A lingering visitor, alone and grief-stricken
after graveside rites among pines, I return,
looking for your sitting-mat spread on rock.
Bamboo that seems always my own thoughts:
it keeps fluttering here at your thatch hut.
Sent to Ch'ao, the Palace Reviser
You polish words in rue-scented libraries,
and I live in bamboo-leaf gardens, a recluse
wandering each day the same winding path
home to rest in the quiet, no noise anywhere.
A bird soaring the heights chooses its tree,
but the hedge soon tangles impetuous goats.
Today, things seen becoming thoughts felt:
this is where you start forgetting the words.
Autumn Begins
Autumn begins unnoticed. Nights slowly lengthen,
and little by little, clear winds turn colder and colder,
summer's blaze giving way. My thatch hut grows still.

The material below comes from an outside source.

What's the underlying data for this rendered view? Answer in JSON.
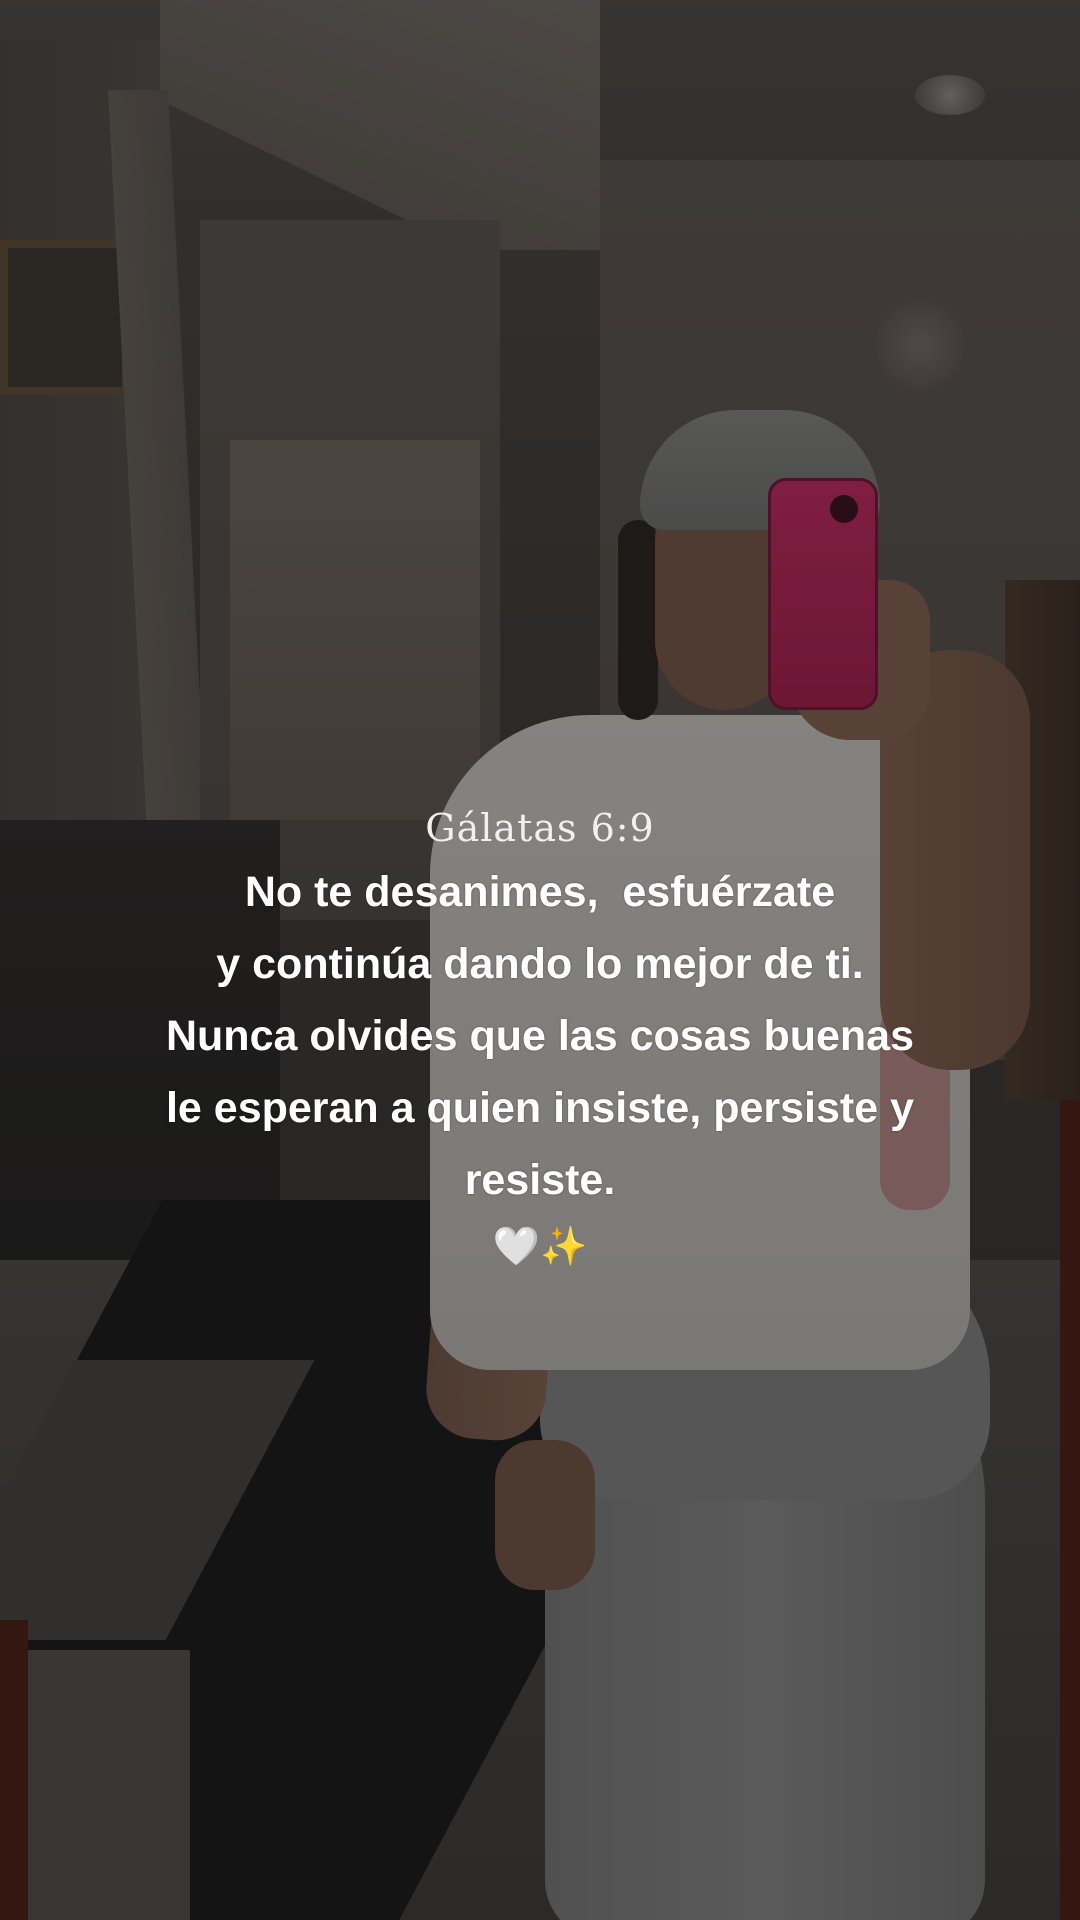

At the bottom stair, in bunchgrass, lit dew shimmers.
Climbing Long-View Mountain's Highest Peak
Rivers and mountains beyond the form seen:
Hsiang-yang's beauty brings them in reach,
and Long-View has the highest peak around.
Somehow I'd never climbed its cragged heights,
its rocky cliffs like walls hacked and scraped
and towering over mountains crowded near,
but today, skies so bright and clear, I set out.
Soon the far end of sight's all boundless away,
Cloud-Dream southlands a trifle in the palm,
Warrior-Knoll lost in that realm of blossoms.
And back on my horse, riding home at dusk,
a vine-sifted moon keeps the stream lit deep.